Between Tailwinds and Turbulence
As of June 18, 2025
Parsing Opportunity and Risk as the Second Half Begins

As the first half of 2025 comes to a close, markets are navigating a delicate balance: momentum fueled by record equity highs and policy flexibility, countered by stubborn inflation, a steepening yield curve, and renewed fiscal and geopolitical uncertainty. The question now is not just “Where do we go from here?”—but how to chart a course between the competing forces of tailwinds and turbulence.
Below, we break down the outlook by macro backdrop and asset class:
FOMC: Still Waiting for Confidence
The June FOMC meeting delivered the expected policy hold, but the updated Summary of Economic Projections (Figure 1) reinforced a more cautious stance. Chair Powell emphasized that the Fed remains firmly data-dependent and is looking for “greater confidence” that inflation is on a sustained path downward before considering any rate cuts. The tone and projections pointed to a longer runway for restrictive policy, with fewer cuts anticipated over the coming years.
Key Takeaways
- GDP growth was revised lower, reflecting expectations for a modest slowdown.
- Unemployment was nudged higher, pointing to softening labor market conditions.
- Inflation projections, both headline and core, were revised higher—highlighting persistent price pressures.
- Fed Funds rate projections for 2026 and 2027 were revised up by 20–30bps, signaling a shallower cutting cycle ahead.

From Cuts to Crosswinds: July’s Fixed Income Outlook
Now that the FOMC is behind us, July’s market narrative shifts to a three-way balancing act between policy clarity, corporate earnings, economic figures and evolving global dynamics.
While geopolitical risks remain a backdrop, recent developments—such as the rare-earth trade agreement between the U.S. and China—signal a more measured tone in bilateral relations, at least for now. The July 9 tariff pause remains a key marker, but instead of renewed escalation, the focus has shifted to strategic cooperation and supply-chain alignment.
At the same time, Q2 earnings season will test equity valuations, and incoming CPI/PPI data could materially shift expectations around the timing and pace of rate cuts.
The Fed remains divided, with some officials pressing for patience while others cite softening labor demand as justification for easing sooner.
Fixed Income Implications:
- Short-end yields remain anchored by cooling inflation and labor trends, while the long end stays sensitive to macro headlines.
- Credit spreads have tightened in line with equity performance, though the strength may be tested if earnings disappoint or volatility returns.
- Global demand for U.S. short duration remains strong, driven in part by easing abroad and relative yield advantage.
- Real yields remain elevated, and quarter-end liquidity dynamics could add pressure to lower-quality segments.
In short: fixed income markets are threading the needle—between resilience and risk.
July may offer more cooperation than conflict, but with the data still in the driver’s seat, caution remains key. Investors are likely to favor liquidity, quality, and flexibility in both credit and duration positioning.
Equities: What’s Keeping the Rally Alive?
Despite mixed macro signals, the S&P 500 closed June at new all-time highs, buoyed by strength in megacap tech, industrials, and energy. Market breadth has improved but remains below prior bull cycle peaks, when nearly 85% of S&P stocks traded above their 200-day moving average—compared to about 60% today (WSJ).
Small caps, which had increasingly lagged broader equity trends earlier this year, have shown signs of catching up in Q2—outperforming large caps since Liberation Day as investor appetite broadens and capital rotates into cyclical and domestically focused sectors.

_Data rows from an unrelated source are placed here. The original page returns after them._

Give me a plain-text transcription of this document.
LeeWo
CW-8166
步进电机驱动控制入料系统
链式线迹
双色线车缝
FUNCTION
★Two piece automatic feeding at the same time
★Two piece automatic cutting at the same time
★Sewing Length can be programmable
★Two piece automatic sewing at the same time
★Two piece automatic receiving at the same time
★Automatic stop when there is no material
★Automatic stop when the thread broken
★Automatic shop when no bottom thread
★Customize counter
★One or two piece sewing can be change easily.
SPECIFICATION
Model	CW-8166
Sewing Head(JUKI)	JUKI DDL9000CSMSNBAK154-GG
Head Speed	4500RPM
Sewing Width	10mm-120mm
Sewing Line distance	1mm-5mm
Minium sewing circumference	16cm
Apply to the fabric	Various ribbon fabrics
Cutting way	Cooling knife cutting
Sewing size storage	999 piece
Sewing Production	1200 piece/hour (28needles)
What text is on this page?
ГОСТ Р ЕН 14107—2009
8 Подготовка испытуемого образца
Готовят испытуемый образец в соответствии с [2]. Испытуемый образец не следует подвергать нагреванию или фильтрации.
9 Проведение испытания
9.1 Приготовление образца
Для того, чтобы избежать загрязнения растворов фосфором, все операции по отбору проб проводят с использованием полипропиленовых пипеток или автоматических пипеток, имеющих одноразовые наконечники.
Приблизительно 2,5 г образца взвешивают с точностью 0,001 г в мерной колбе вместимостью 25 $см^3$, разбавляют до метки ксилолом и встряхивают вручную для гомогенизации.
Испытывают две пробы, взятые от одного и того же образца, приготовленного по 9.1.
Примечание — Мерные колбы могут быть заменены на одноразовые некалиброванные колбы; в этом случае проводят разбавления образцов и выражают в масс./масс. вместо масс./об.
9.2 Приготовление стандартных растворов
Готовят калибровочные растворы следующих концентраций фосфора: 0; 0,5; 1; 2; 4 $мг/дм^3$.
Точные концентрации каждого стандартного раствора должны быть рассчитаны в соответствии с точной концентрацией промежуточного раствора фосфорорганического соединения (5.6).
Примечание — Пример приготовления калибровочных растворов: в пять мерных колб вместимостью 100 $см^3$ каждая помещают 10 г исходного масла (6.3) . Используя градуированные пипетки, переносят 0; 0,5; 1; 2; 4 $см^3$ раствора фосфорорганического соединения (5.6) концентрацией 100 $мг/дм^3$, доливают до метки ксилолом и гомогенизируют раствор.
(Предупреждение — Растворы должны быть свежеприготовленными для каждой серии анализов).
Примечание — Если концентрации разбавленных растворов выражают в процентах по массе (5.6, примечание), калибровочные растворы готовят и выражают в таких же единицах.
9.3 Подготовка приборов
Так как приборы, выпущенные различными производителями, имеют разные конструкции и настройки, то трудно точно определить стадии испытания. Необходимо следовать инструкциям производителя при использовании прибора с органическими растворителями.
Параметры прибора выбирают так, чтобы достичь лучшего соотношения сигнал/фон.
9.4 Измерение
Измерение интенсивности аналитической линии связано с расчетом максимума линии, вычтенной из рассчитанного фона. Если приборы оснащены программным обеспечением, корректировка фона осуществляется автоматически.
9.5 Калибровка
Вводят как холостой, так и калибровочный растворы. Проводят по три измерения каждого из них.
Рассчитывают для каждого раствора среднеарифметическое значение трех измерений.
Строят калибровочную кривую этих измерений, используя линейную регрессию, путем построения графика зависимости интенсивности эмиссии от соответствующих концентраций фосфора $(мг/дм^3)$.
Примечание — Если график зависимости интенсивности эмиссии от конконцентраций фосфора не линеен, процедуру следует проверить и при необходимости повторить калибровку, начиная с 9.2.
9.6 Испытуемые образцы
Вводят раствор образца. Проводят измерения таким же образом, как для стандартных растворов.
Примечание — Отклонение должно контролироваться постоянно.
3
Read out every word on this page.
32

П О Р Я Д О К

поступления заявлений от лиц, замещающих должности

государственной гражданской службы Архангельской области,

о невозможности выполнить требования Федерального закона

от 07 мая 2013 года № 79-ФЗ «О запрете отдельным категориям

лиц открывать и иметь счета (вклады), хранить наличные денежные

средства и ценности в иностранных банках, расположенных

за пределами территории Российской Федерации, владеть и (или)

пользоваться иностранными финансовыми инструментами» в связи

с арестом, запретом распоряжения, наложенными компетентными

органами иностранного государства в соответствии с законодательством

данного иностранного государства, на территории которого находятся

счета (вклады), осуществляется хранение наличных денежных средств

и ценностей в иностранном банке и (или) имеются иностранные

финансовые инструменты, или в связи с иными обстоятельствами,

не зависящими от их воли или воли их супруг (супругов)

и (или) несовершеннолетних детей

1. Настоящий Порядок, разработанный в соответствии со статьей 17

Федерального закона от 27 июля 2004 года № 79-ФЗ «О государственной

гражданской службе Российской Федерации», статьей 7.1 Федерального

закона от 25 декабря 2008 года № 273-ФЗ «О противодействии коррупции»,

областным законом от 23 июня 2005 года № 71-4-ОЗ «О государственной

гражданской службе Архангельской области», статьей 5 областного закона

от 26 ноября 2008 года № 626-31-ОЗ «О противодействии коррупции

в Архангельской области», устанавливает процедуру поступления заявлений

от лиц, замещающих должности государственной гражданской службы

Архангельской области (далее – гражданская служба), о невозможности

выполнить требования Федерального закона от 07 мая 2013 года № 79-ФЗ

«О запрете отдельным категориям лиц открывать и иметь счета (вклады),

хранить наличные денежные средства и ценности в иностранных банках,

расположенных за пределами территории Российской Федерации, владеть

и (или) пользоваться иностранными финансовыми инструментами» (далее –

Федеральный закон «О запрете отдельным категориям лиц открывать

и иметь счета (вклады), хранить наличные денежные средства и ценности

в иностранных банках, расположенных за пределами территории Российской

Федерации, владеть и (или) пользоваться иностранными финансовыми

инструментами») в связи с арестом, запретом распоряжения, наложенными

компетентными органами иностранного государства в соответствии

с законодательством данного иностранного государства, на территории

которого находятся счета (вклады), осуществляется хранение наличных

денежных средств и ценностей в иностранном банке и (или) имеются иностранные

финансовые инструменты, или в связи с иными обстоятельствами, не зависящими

What’s driving performance?
- FOMO-driven rotation: Investors who missed the AI-led rally and “Liberation Day” bounce are shifting into more defensive or under-owned sectors. U.S. equities recorded $19.8 billion in inflows (Bank of America via Reuters).
- Earnings resilience, especially in tech and consumer services, continues to support sentiment.
- Stable rate expectations and hopes for eventual Fed cuts are helping sustain elevated equity multiples.
As we enter the second half of the year, every inflation release and labor print becomes pivotal.
A soft CPI or disappointing payrolls number could reopen the door to a September rate cut.
But any upside surprise may push the Fed’s pivot into 2026—adding more chop to already conflicted markets.
Between tailwinds and turbulence, the road ahead demands agility, discipline, and a focus on fundamentals. Risk and opportunity are moving targets—and investors who remain grounded, yet flexible, may be best equipped for the journey ahead.